Di Hamas e della sua pazzesca strategia non vi curate.

Non vi curate neanche di ciò che ci può essere oltre Hamas, i Salafiti. Sì, quelli che hanno ucciso materialmente Vittorio Arrigoni.

Perché non vi occupate di Hamas?

Trovate normale una forza che tira missili perfino su centrali nucleari.

Non parlate di Hamas, ma solo di palestinesi. Eppure il problema è forse proprio quello che i palestinesi sono tenuti oggi in ostaggio da Hamas e da chi lo arma.

Gaza non è solo un’enclave perseguitata da Israele, è un territorio in mano a criminali che agiscono in base a convincimenti straordinariamente inaccettabili.

Nei giorni scorsi ho pubblicato qualcosa sullo statuto di Hamas. Nessun commento. Ma guarda un po’?

Ve lo ripropongo.

Articolo 6: «Il Movimento di Resistenza islamico si sforza di innalzare la bandiera di Allah su ogni metro quadrato della terra di Palestina».

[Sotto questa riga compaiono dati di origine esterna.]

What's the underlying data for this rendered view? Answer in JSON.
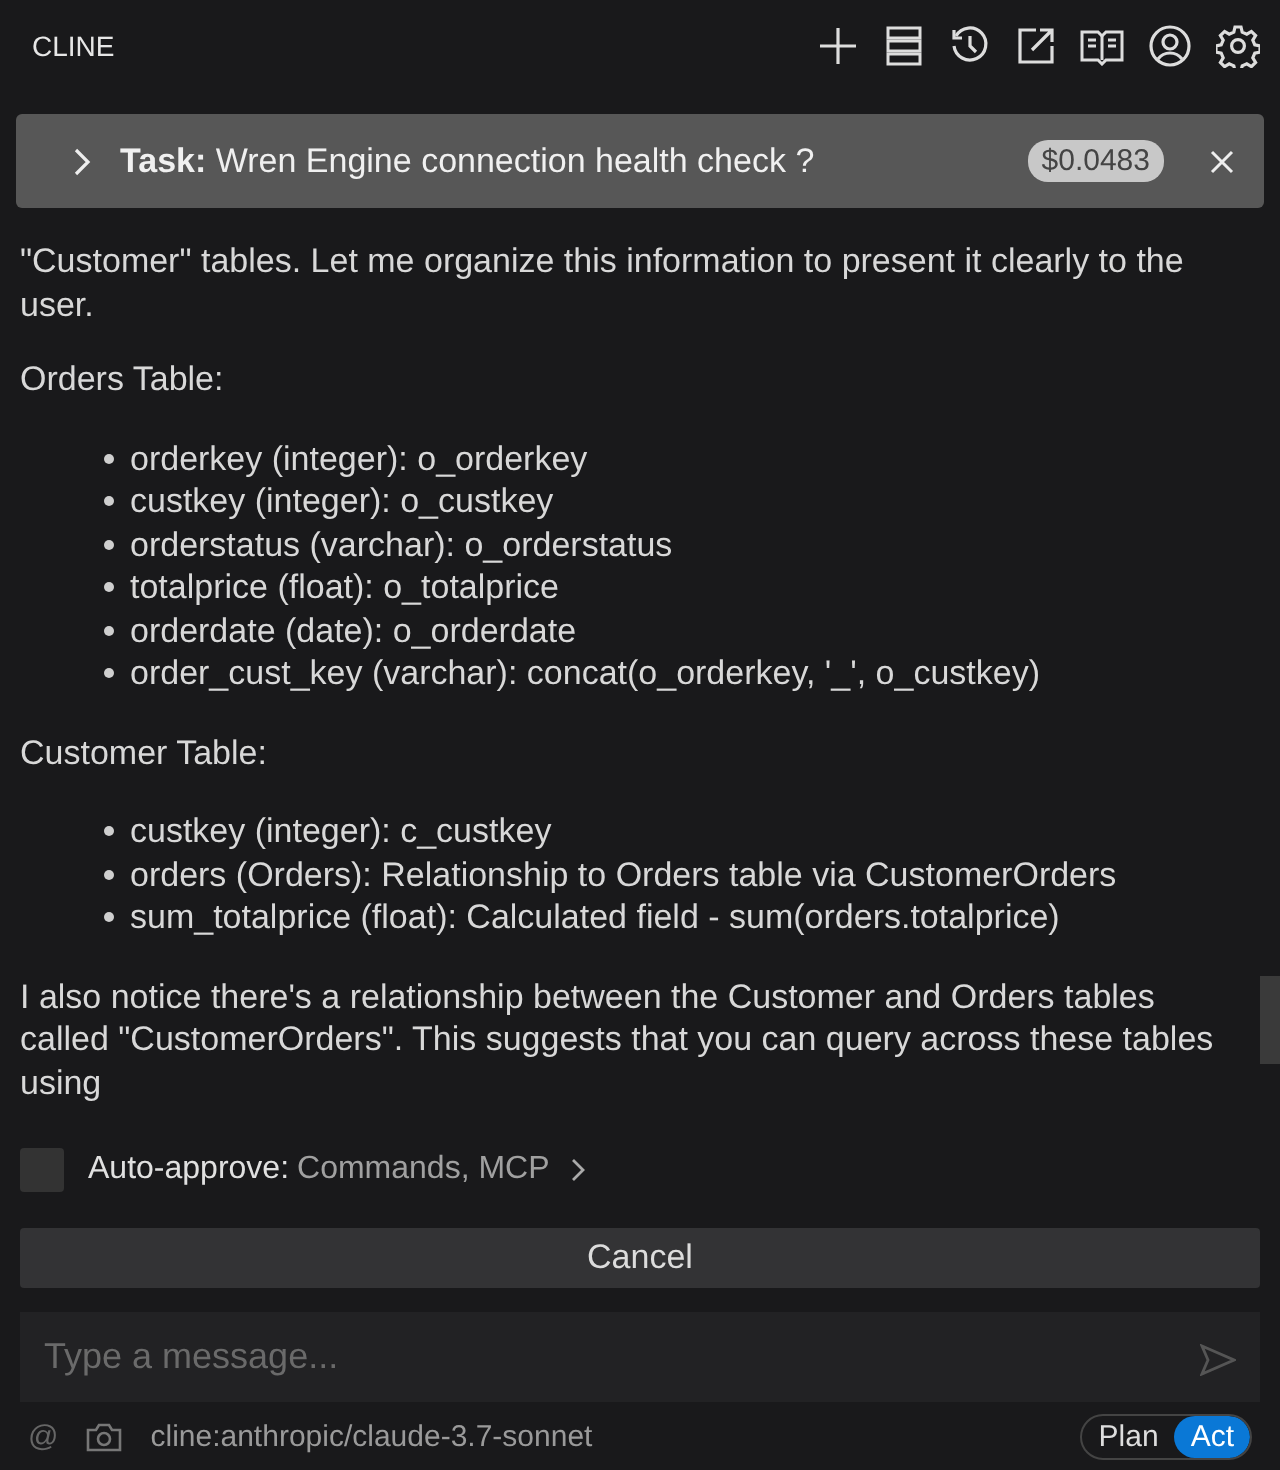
{
  "header": {
    "title": "CLINE"
  },
  "task": {
    "label": "Task:",
    "title": "Wren Engine connection health check ?",
    "cost": "$0.0483"
  },
  "message": {
    "blocks": [
      {
        "kind": "paragraph",
        "text": "\"Customer\" tables. Let me organize this information to present it clearly to the user."
      },
      {
        "kind": "paragraph",
        "text": "Orders Table:"
      },
      {
        "kind": "list",
        "items": [
          "orderkey (integer): o_orderkey",
          "custkey (integer): o_custkey",
          "orderstatus (varchar): o_orderstatus",
          "totalprice (float): o_totalprice",
          "orderdate (date): o_orderdate",
          "order_cust_key (varchar): concat(o_orderkey, '_', o_custkey)"
        ]
      },
      {
        "kind": "paragraph",
        "text": "Customer Table:"
      },
      {
        "kind": "list",
        "items": [
          "custkey (integer): c_custkey",
          "orders (Orders): Relationship to Orders table via CustomerOrders",
          "sum_totalprice (float): Calculated field - sum(orders.totalprice)"
        ]
      },
      {
        "kind": "paragraph",
        "text": "I also notice there's a relationship between the Customer and Orders tables called \"CustomerOrders\". This suggests that you can query across these tables using"
      }
    ]
  },
  "auto_approve": {
    "checked": false,
    "label": "Auto-approve:",
    "value": "Commands, MCP"
  },
  "cancel_button": "Cancel",
  "input": {
    "placeholder": "Type a message..."
  },
  "footer": {
    "mention": "@",
    "model": "cline:anthropic/claude-3.7-sonnet",
    "modes": [
      {
        "label": "Plan",
        "selected": false
      },
      {
        "label": "Act",
        "selected": true
      }
    ]
  }
}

Articolo 11: «Nessuno ha il diritto di disporre o di cedere anche un singolo pezzo di essa».

Articolo 13:  «L’unica soluzione è la jihad ».

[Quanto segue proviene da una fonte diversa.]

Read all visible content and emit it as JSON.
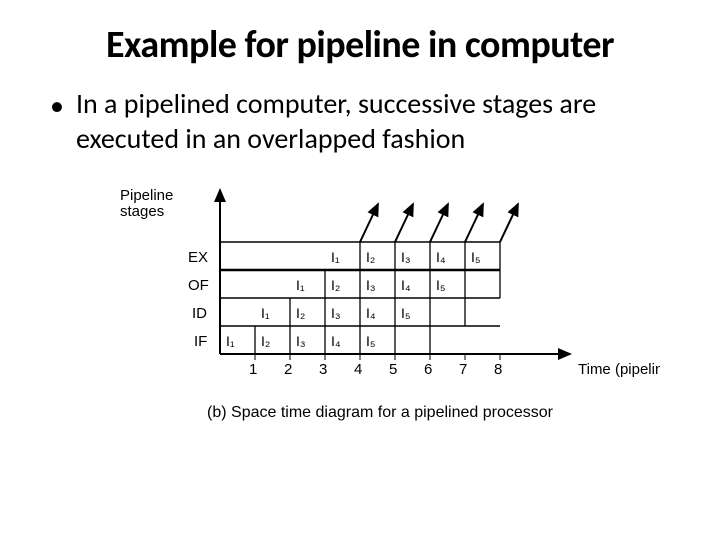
{
  "title": "Example for pipeline in computer",
  "bullet_text": "In a pipelined computer, successive stages are executed in an overlapped fashion",
  "diagram": {
    "y_axis_label": "Pipeline\nstages",
    "x_axis_label": "Time (pipeline cycle)",
    "caption": "(b) Space time diagram for a pipelined processor",
    "stages": [
      "EX",
      "OF",
      "ID",
      "IF"
    ],
    "cycles": [
      "1",
      "2",
      "3",
      "4",
      "5",
      "6",
      "7",
      "8"
    ],
    "cells": {
      "EX": [
        "",
        "",
        "",
        "I₁",
        "I₂",
        "I₃",
        "I₄",
        "I₅"
      ],
      "OF": [
        "",
        "",
        "I₁",
        "I₂",
        "I₃",
        "I₄",
        "I₅",
        ""
      ],
      "ID": [
        "",
        "I₁",
        "I₂",
        "I₃",
        "I₄",
        "I₅",
        "",
        ""
      ],
      "IF": [
        "I₁",
        "I₂",
        "I₃",
        "I₄",
        "I₅",
        "",
        "",
        ""
      ]
    }
  }
}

Articolo 22: «Il nemico ha programmato per lungo tempo quanto poi è riuscito a compiere. Ha accumulato un’enorme ricchezza materiale, con cui ha preso il controllo dei mezzi di comunicazione del mondo...». Di più: «Ha fatto scoppiare rivoluzioni», dalla Francia alla Russia.

Addirittura ha organizzato Prima e Seconda Guerra mondiale. «Con il denaro ha formato organizzazioni segrete: la massoneria, il Rotary Club, i Lyons...»; «sostiene il traffico di droga e di alcol» (art.28).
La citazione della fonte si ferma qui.